In instruction D-l, the jury were told:
“The Court instructs the jury that the law presumes the accused to be innocent of the offense with which he is charged, unless and until he is proven guilty by the Commonwealth by evidence beyond all reasonable doubt and to the exclusion of every reasonable theory or hypothesis consistent with his innocence. This presumption of innocence goes with the accused throughout the whole case and applies at every stage thereof, and is sufficient to require you to acquit the accused until it is overcome by evidence introduced by the Commonwealth which is so strong as to leave no reasonable doubt in your minds as to the guilt of the accused. Even though you may have a suspicion that the accused is guilty, or even if you may think that there is a probability that' the accused is guilty, or even though you may believe that the greater weight or preponderence of the evidence is against him, that is not sufficient to justify conviction, or if there is any reasonable doubt as to any fact or element necessary to establish the guilt of the accused, the law makes it your duty to acquit him. The law places upon the Commonwealth the burden of proving beyond all reasonable doubt every essential element necessary to constitute the crime so clearly that there is no reasonable theory consistent with the evidence upon which he could be innocent, and unless the jury have an abiding conviction of the guilt of the accused, you must find him not guilty.”

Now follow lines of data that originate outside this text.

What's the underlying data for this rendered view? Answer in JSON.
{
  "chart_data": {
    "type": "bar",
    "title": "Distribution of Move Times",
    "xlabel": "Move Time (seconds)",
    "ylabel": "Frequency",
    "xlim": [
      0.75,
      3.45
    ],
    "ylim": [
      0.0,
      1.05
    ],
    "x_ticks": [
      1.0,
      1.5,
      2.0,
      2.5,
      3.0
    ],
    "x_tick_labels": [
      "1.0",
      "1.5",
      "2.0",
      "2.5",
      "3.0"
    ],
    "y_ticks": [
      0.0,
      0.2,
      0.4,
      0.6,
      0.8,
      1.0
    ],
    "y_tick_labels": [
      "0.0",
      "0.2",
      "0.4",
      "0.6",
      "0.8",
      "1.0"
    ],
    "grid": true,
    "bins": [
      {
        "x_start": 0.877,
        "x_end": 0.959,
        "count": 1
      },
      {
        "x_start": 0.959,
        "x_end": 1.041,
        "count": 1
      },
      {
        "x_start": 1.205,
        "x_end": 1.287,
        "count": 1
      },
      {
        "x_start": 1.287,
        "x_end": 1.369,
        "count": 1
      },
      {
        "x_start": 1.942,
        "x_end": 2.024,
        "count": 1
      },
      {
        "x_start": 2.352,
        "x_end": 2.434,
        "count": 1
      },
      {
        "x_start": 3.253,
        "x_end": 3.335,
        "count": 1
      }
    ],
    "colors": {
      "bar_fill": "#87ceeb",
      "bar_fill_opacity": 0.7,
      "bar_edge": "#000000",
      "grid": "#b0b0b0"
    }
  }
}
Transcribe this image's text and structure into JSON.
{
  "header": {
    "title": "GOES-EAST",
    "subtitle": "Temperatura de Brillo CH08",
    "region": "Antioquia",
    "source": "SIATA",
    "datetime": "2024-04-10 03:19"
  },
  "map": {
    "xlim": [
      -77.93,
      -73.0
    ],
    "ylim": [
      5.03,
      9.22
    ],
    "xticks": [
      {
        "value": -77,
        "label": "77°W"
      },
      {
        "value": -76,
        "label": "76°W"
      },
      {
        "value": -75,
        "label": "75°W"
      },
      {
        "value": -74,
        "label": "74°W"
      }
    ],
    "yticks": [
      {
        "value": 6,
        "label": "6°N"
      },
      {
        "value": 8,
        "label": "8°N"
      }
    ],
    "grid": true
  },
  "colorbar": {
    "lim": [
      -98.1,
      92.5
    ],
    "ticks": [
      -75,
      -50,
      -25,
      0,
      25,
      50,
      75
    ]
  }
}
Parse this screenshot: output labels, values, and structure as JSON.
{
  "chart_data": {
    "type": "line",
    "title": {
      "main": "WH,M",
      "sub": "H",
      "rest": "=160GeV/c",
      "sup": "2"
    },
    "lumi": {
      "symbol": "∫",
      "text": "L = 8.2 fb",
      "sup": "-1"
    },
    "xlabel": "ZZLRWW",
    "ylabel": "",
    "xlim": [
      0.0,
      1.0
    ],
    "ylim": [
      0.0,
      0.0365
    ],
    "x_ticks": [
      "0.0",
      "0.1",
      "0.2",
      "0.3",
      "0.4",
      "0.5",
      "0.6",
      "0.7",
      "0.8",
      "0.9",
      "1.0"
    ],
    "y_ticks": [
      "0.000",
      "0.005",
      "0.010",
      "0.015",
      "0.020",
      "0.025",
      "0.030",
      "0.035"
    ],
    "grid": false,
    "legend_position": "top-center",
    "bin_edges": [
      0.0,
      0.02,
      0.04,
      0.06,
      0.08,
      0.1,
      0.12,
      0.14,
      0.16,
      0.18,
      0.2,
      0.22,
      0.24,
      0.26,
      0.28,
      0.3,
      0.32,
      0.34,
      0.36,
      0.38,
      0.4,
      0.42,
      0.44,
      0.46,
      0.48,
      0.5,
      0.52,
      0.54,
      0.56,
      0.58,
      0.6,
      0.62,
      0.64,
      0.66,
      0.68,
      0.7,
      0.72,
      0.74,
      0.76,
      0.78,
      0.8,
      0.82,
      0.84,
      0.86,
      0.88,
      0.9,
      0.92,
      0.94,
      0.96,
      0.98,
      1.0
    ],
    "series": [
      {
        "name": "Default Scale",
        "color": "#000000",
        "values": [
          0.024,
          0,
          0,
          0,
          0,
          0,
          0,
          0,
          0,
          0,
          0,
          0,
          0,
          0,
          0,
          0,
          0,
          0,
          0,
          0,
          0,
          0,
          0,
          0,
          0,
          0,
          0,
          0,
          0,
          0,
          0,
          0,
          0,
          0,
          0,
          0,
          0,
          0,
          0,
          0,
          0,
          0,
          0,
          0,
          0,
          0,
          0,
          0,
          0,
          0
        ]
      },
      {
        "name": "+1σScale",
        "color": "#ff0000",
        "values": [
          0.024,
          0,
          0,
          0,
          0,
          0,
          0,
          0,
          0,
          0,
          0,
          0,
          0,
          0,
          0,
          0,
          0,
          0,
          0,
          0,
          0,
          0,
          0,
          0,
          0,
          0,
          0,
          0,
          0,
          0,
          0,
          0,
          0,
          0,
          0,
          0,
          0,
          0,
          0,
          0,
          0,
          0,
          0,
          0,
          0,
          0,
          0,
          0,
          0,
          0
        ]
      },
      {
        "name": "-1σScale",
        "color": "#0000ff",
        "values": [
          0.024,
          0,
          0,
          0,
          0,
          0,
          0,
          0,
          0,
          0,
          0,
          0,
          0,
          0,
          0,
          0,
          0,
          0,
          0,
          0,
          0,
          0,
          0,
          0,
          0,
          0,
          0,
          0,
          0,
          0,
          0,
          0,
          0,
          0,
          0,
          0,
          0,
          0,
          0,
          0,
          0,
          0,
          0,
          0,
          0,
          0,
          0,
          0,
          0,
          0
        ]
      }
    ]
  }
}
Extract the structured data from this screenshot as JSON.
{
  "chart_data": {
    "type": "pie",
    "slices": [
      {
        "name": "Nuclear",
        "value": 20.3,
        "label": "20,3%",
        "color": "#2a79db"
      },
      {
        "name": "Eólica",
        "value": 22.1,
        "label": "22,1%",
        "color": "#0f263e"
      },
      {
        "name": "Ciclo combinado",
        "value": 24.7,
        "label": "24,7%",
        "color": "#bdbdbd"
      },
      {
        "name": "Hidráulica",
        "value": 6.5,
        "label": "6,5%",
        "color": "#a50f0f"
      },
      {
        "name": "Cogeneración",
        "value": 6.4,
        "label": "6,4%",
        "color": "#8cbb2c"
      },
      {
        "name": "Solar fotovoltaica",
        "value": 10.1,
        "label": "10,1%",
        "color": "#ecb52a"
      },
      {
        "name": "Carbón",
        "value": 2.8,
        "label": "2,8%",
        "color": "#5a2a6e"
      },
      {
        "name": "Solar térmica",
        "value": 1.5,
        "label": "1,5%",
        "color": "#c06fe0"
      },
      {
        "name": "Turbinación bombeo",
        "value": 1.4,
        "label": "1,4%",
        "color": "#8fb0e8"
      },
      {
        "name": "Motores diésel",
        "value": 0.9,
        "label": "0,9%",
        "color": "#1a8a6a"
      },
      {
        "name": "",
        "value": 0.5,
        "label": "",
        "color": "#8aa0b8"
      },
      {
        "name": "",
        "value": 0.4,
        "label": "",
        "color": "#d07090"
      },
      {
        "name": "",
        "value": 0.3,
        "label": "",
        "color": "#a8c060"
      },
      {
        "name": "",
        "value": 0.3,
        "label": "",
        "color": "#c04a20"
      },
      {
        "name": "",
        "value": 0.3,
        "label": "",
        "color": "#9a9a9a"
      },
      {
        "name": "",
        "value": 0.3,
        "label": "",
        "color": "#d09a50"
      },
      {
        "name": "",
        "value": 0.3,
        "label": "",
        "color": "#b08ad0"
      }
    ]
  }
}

It seems to me that the view adopted in West Virginia {State v. Sheppard, 49 W. Va. 582, 39 S. E. 676; State v. Dillard, 59 W. Va. 197, 53 S. E. 117), in New York (People v. Guidici, 100 N. Y. 503, 3 N. E. 493), and in numerous Federal cases, {United States v. Butler, 1 Hughes 457, Fed. Cas. No. 14700; Griggs v. United States, 158 F. 572), is in harmony with sound reasoning and logic, and pro-motive of the administration of justice.
*714The instructions which emphasized the presumption of innocence which attended the defendant through the trial, and stressed the burden resting upon the Commonwealth to prove his guilt beyond a reasonable doubt negative the contention of the defendant that any burden of proof was put on him. Instruction No. 7 constituted only harmless error at most.
As has been stated, the question involved is new. A mere disapproval of the language used, because of the possibility of a misinterpretation under certain' circumstances, should give sufficient warning to the trial courts in the future.
We approve the verdict of a jury upheld by credible evidence. It seems clear, at least to me, that the jury, in this case, could not have been misled by instruction No. 7. We are all agreed that there was no ground for reasonable doubt; hence there was no necessity for a juror to undertake to give a reason therefor. The possibility suggested by the contention of the defendant was thus removed.
The defendant has had one fair trial, and he is entitled to no more. To set aside the judgment in this case offers full opportunity for evidence and witnesses to become lost, and facts to become obscure by reason of defective memory. Thus, the convicted defendant will have brought to his aid a delayed and postponed trial, an agency often relied on to defeat justice.
Aware of the futility of a dissent to the principle stated by the majority, I still must register my disagreement with the conclusion of my learned associates, because the facts of the case do not warrant the application of the principle adopted.